PROC MIXED DATA=replong; CLASS id cond time ; MODEL ib = cond time cond*time ; REPEATED time / SUBJECT=id TYPE=CS ; RUN;
Here are the fit statistics for the cs structure.
Fit Statistics Res Log Likelihood -1149.9 Akaike's Information Criterion -1151.9 Schwarz's Bayesian Criterion -1153.6 -2 Res Log Likelihood 2299.7
Looking at the covariance matrix, it seems that a CS structure might fit this data, so let’s try a CS structure and compare it to the UN. We take the difference in the -2 Res Log Likelihoods (2299.7 – 2275.6 = 24.1) and take the difference in the number of parameters (15-2=13). This is significant at the 0.05 level (since it exceeds 22.36), indicating that the improvement in fit in the UN model is significant, although just barely significant at the 0.05 level.

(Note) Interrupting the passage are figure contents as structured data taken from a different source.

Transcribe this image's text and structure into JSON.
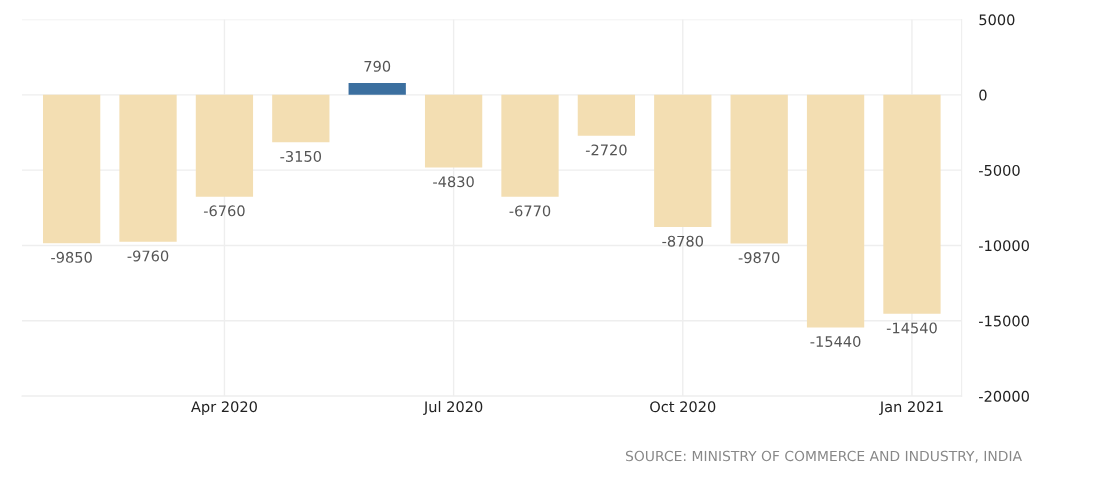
{
  "chart_data": {
    "type": "bar",
    "categories": [
      null,
      null,
      "Apr 2020",
      null,
      null,
      "Jul 2020",
      null,
      null,
      "Oct 2020",
      null,
      null,
      "Jan 2021"
    ],
    "values": [
      -9850,
      -9760,
      -6760,
      -3150,
      790,
      -4830,
      -6770,
      -2720,
      -8780,
      -9870,
      -15440,
      -14540
    ],
    "colors": [
      "#f3deb2",
      "#f3deb2",
      "#f3deb2",
      "#f3deb2",
      "#3b6f9f",
      "#f3deb2",
      "#f3deb2",
      "#f3deb2",
      "#f3deb2",
      "#f3deb2",
      "#f3deb2",
      "#f3deb2"
    ],
    "ylim": [
      -20000,
      5000
    ],
    "yticks": [
      -20000,
      -15000,
      -10000,
      -5000,
      0,
      5000
    ],
    "grid": true,
    "data_labels": true,
    "annotations": [
      "SOURCE: MINISTRY OF COMMERCE AND INDUSTRY, INDIA"
    ]
  }
}
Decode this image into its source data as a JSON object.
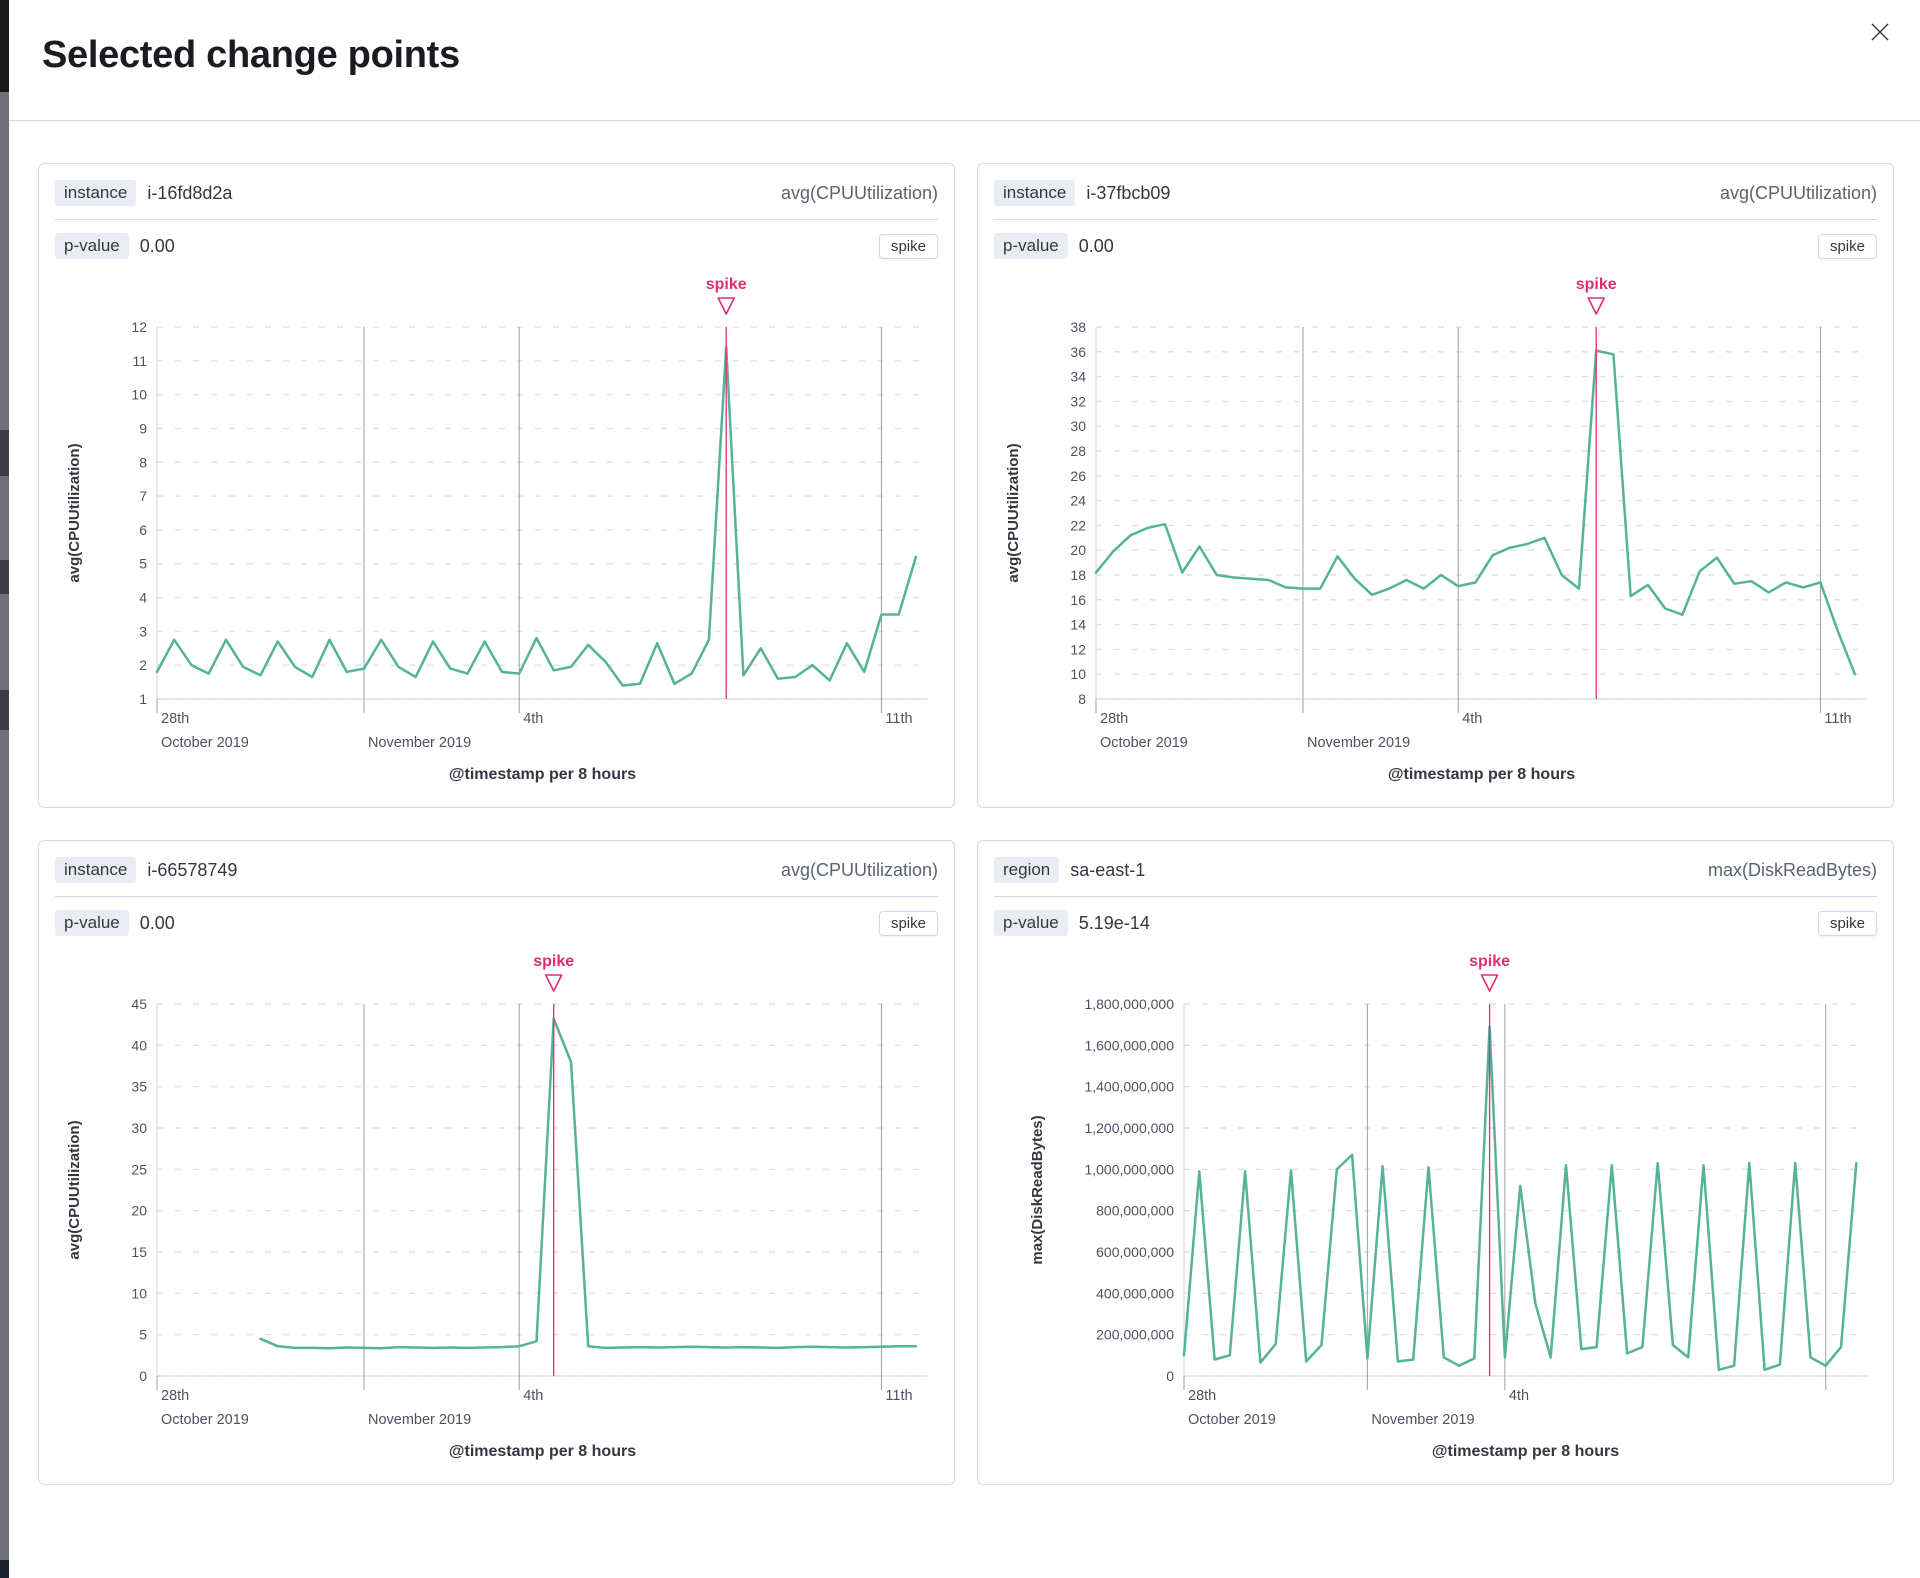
{
  "modal": {
    "title": "Selected change points"
  },
  "colors": {
    "line": "#54b399",
    "annotation": "#e22d72",
    "grid": "#dde1ea",
    "axis": "#d6dbe4",
    "vline": "#99a0aa",
    "tick_text": "#4c5260",
    "title_text": "#343741"
  },
  "panels": [
    {
      "field_label": "instance",
      "field_value": "i-16fd8d2a",
      "metric": "avg(CPUUtilization)",
      "pvalue_label": "p-value",
      "pvalue": "0.00",
      "change_type": "spike"
    },
    {
      "field_label": "instance",
      "field_value": "i-37fbcb09",
      "metric": "avg(CPUUtilization)",
      "pvalue_label": "p-value",
      "pvalue": "0.00",
      "change_type": "spike"
    },
    {
      "field_label": "instance",
      "field_value": "i-66578749",
      "metric": "avg(CPUUtilization)",
      "pvalue_label": "p-value",
      "pvalue": "0.00",
      "change_type": "spike"
    },
    {
      "field_label": "region",
      "field_value": "sa-east-1",
      "metric": "max(DiskReadBytes)",
      "pvalue_label": "p-value",
      "pvalue": "5.19e-14",
      "change_type": "spike"
    }
  ],
  "chart_data": [
    {
      "type": "line",
      "ylabel": "avg(CPUUtilization)",
      "xlabel": "@timestamp per 8 hours",
      "ylim": [
        1,
        12
      ],
      "yticks": [
        12,
        11,
        10,
        9,
        8,
        7,
        6,
        5,
        4,
        3,
        2,
        1
      ],
      "ytick_grouped": false,
      "x_domain": [
        0,
        44.7
      ],
      "vertical_gridlines": [
        12,
        21,
        42
      ],
      "x_axis_labels": [
        {
          "x": 0,
          "day": "28th",
          "month": "October 2019"
        },
        {
          "x": 12,
          "month": "November 2019"
        },
        {
          "x": 21,
          "day": "4th"
        },
        {
          "x": 42,
          "day": "11th"
        }
      ],
      "annotation": {
        "type": "spike",
        "x": 33
      },
      "values": [
        1.8,
        2.75,
        2.0,
        1.75,
        2.75,
        1.95,
        1.7,
        2.7,
        1.95,
        1.65,
        2.75,
        1.8,
        1.9,
        2.75,
        1.95,
        1.65,
        2.7,
        1.9,
        1.75,
        2.7,
        1.8,
        1.75,
        2.8,
        1.85,
        1.95,
        2.6,
        2.1,
        1.4,
        1.45,
        2.65,
        1.45,
        1.75,
        2.75,
        11.4,
        1.7,
        2.5,
        1.6,
        1.65,
        2.0,
        1.55,
        2.65,
        1.8,
        3.5,
        3.5,
        5.2
      ]
    },
    {
      "type": "line",
      "ylabel": "avg(CPUUtilization)",
      "xlabel": "@timestamp per 8 hours",
      "ylim": [
        8,
        38
      ],
      "yticks": [
        38,
        36,
        34,
        32,
        30,
        28,
        26,
        24,
        22,
        20,
        18,
        16,
        14,
        12,
        10,
        8
      ],
      "ytick_grouped": false,
      "x_domain": [
        0,
        44.7
      ],
      "vertical_gridlines": [
        12,
        21,
        42
      ],
      "x_axis_labels": [
        {
          "x": 0,
          "day": "28th",
          "month": "October 2019"
        },
        {
          "x": 12,
          "month": "November 2019"
        },
        {
          "x": 21,
          "day": "4th"
        },
        {
          "x": 42,
          "day": "11th"
        }
      ],
      "annotation": {
        "type": "spike",
        "x": 29
      },
      "values": [
        18.2,
        19.9,
        21.2,
        21.8,
        22.1,
        18.2,
        20.3,
        18.0,
        17.8,
        17.7,
        17.6,
        17.0,
        16.9,
        16.9,
        19.5,
        17.7,
        16.4,
        16.9,
        17.6,
        16.9,
        18.0,
        17.1,
        17.4,
        19.6,
        20.2,
        20.5,
        21.0,
        18.0,
        16.9,
        36.1,
        35.8,
        16.3,
        17.2,
        15.3,
        14.8,
        18.3,
        19.4,
        17.3,
        17.5,
        16.6,
        17.4,
        17.0,
        17.4,
        13.5,
        10.0
      ]
    },
    {
      "type": "line",
      "ylabel": "avg(CPUUtilization)",
      "xlabel": "@timestamp per 8 hours",
      "ylim": [
        0,
        45
      ],
      "yticks": [
        45,
        40,
        35,
        30,
        25,
        20,
        15,
        10,
        5,
        0
      ],
      "ytick_grouped": false,
      "x_domain": [
        0,
        44.7
      ],
      "vertical_gridlines": [
        12,
        21,
        42
      ],
      "x_axis_labels": [
        {
          "x": 0,
          "day": "28th",
          "month": "October 2019"
        },
        {
          "x": 12,
          "month": "November 2019"
        },
        {
          "x": 21,
          "day": "4th"
        },
        {
          "x": 42,
          "day": "11th"
        }
      ],
      "annotation": {
        "type": "spike",
        "x": 23
      },
      "values": [
        null,
        null,
        null,
        null,
        null,
        null,
        4.5,
        3.6,
        3.4,
        3.4,
        3.35,
        3.45,
        3.4,
        3.35,
        3.5,
        3.45,
        3.4,
        3.45,
        3.4,
        3.45,
        3.5,
        3.6,
        4.2,
        43.2,
        38.0,
        3.6,
        3.4,
        3.45,
        3.5,
        3.45,
        3.5,
        3.55,
        3.5,
        3.45,
        3.5,
        3.45,
        3.4,
        3.5,
        3.55,
        3.5,
        3.45,
        3.5,
        3.55,
        3.6,
        3.6
      ]
    },
    {
      "type": "line",
      "ylabel": "max(DiskReadBytes)",
      "xlabel": "@timestamp per 8 hours",
      "ylim": [
        0,
        1800000000
      ],
      "yticks": [
        1800000000,
        1600000000,
        1400000000,
        1200000000,
        1000000000,
        800000000,
        600000000,
        400000000,
        200000000,
        0
      ],
      "ytick_grouped": true,
      "x_domain": [
        0,
        44.7
      ],
      "vertical_gridlines": [
        12,
        21,
        42
      ],
      "x_axis_labels": [
        {
          "x": 0,
          "day": "28th",
          "month": "October 2019"
        },
        {
          "x": 12,
          "month": "November 2019"
        },
        {
          "x": 21,
          "day": "4th"
        }
      ],
      "annotation": {
        "type": "spike",
        "x": 20
      },
      "values": [
        100000000,
        990000000,
        80000000,
        100000000,
        990000000,
        65000000,
        155000000,
        995000000,
        70000000,
        150000000,
        1000000000,
        1070000000,
        85000000,
        1015000000,
        70000000,
        80000000,
        1010000000,
        90000000,
        50000000,
        85000000,
        1690000000,
        90000000,
        920000000,
        350000000,
        90000000,
        1020000000,
        130000000,
        140000000,
        1020000000,
        110000000,
        140000000,
        1030000000,
        150000000,
        90000000,
        1020000000,
        30000000,
        50000000,
        1030000000,
        30000000,
        55000000,
        1030000000,
        90000000,
        50000000,
        140000000,
        1030000000
      ]
    }
  ]
}
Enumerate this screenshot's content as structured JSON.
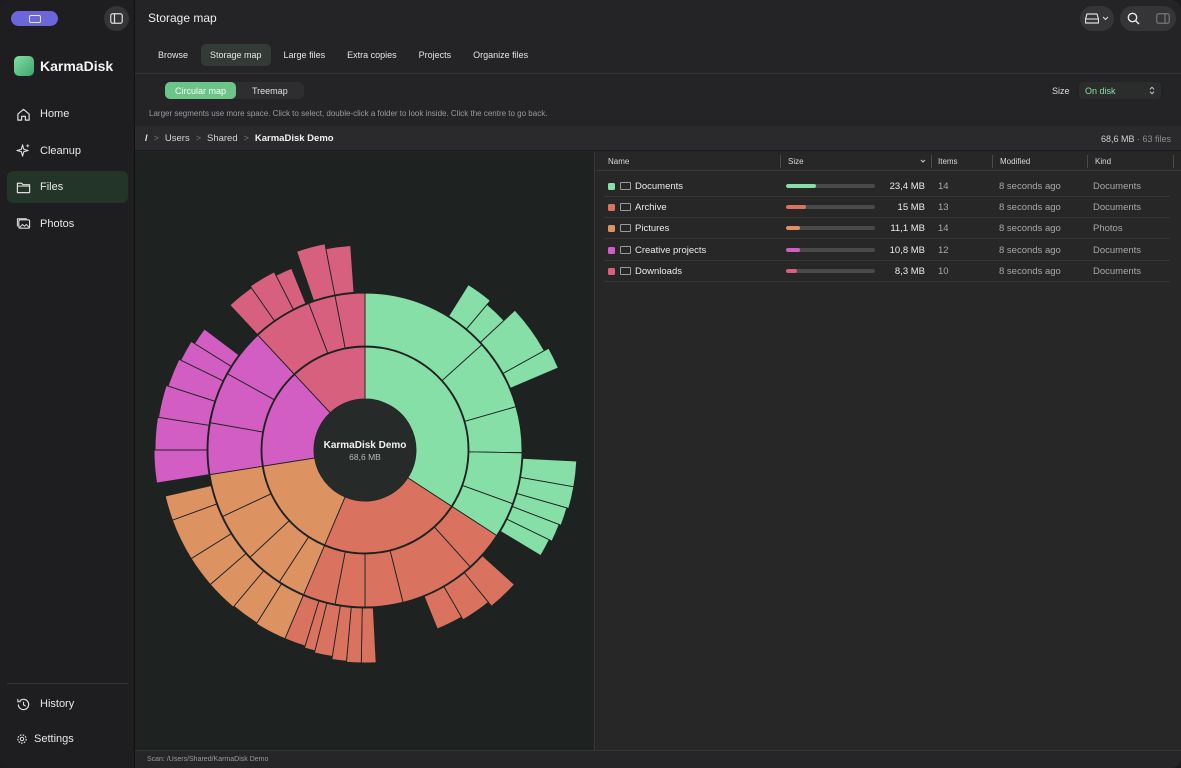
{
  "app": {
    "name": "KarmaDisk",
    "window_title": "Storage map"
  },
  "sidebar": {
    "items": [
      {
        "label": "Home",
        "icon": "home-icon"
      },
      {
        "label": "Cleanup",
        "icon": "sparkle-icon"
      },
      {
        "label": "Files",
        "icon": "folder-icon",
        "active": true
      },
      {
        "label": "Photos",
        "icon": "photos-icon"
      }
    ],
    "bottom": [
      {
        "label": "History",
        "icon": "history-icon"
      },
      {
        "label": "Settings",
        "icon": "gear-icon"
      }
    ]
  },
  "tabs": [
    {
      "label": "Browse"
    },
    {
      "label": "Storage map",
      "active": true
    },
    {
      "label": "Large files"
    },
    {
      "label": "Extra copies"
    },
    {
      "label": "Projects"
    },
    {
      "label": "Organize files"
    }
  ],
  "view_toggle": {
    "circular": "Circular map",
    "treemap": "Treemap",
    "selected": "Circular map"
  },
  "size_control": {
    "label": "Size",
    "value": "On disk"
  },
  "hint": "Larger segments use more space. Click to select, double-click a folder to look inside. Click the centre to go back.",
  "breadcrumb": {
    "root": "/",
    "items": [
      "Users",
      "Shared",
      "KarmaDisk Demo"
    ],
    "total": "68,6 MB",
    "files": "· 63 files"
  },
  "center": {
    "name": "KarmaDisk Demo",
    "size": "68,6 MB"
  },
  "table": {
    "columns": {
      "name": "Name",
      "size": "Size",
      "items": "Items",
      "modified": "Modified",
      "kind": "Kind"
    },
    "rows": [
      {
        "name": "Documents",
        "size": "23,4 MB",
        "fraction": 0.341,
        "items": "14",
        "modified": "8 seconds ago",
        "kind": "Documents",
        "color": "#85dfa7"
      },
      {
        "name": "Archive",
        "size": "15 MB",
        "fraction": 0.219,
        "items": "13",
        "modified": "8 seconds ago",
        "kind": "Documents",
        "color": "#d9735f"
      },
      {
        "name": "Pictures",
        "size": "11,1 MB",
        "fraction": 0.162,
        "items": "14",
        "modified": "8 seconds ago",
        "kind": "Photos",
        "color": "#dd9262"
      },
      {
        "name": "Creative projects",
        "size": "10,8 MB",
        "fraction": 0.157,
        "items": "12",
        "modified": "8 seconds ago",
        "kind": "Documents",
        "color": "#d25ec3"
      },
      {
        "name": "Downloads",
        "size": "8,3 MB",
        "fraction": 0.121,
        "items": "10",
        "modified": "8 seconds ago",
        "kind": "Documents",
        "color": "#d8607f"
      }
    ]
  },
  "status": "Scan: /Users/Shared/KarmaDisk Demo"
}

Perhaps an AR(1) model would fit better without needing so many parameters.
PROC MIXED DATA=replong; CLASS id cond time ; MODEL ib = cond time cond*time ; REPEATED time / SUBJECT=id TYPE=AR(1) ; RUN;
Here are the fit statistics for the AR(1) model. The fit this model (-2RLL=2297.4) is not much better than the CS model (-2RLL=2299.7).
Fit Statistics Res Log Likelihood -1148.7 Akaike's Information Criterion -1150.7 Schwarz's Bayesian Criterion -1152.4 -2 Res Log Likelihood 2297.4
With the very high correlations among the scores, perhaps an ARMA (autoregressive moving average) model would fit better than the AR model. We try the ARMA model below.
PROC MIXED DATA=replong; CLASS id cond time ; MODEL ib = cond time cond*time ; REPEATED time / SUBJECT=id TYPE=ARMA(1,1) ; RUN;
The fit statistics are shown below.
Fit Statistics Res Log Likelihood -1142.3 Akaike's Information Criterion -1145.3 Schwarz's Bayesian Criterion -1147.9 -2 Res Log Likelihood 2284.7
The ARMA model fits much better than the CS model. The ARMA model has 3 parameters, compared to the CS model with 2 parameters. The difference in -2 Res Log Likelihood is (2299.7 – 2284.7 = 15) which is significant at the 0.001 level (exceeding 10.82). Comparing the ARMA model to the UN model shows that the fit of the ARMA model is not significantly worse than the UN model (2284.7-2275.6=9.1 with 15-3=12 df, p > .5). For the ib variable, the ARMA covariance structure seems to give the best fit, a better fit than the CS model, and it has fewer parameters than the UN model and does not fit significantly worse than the UN model. So, the ARMA model seems to be yield the most parsimonious fit. In this case, proc mixed offers a considerable advantage over SAS proc glm and SPSS glm, because those tools only allow the cs and un structures.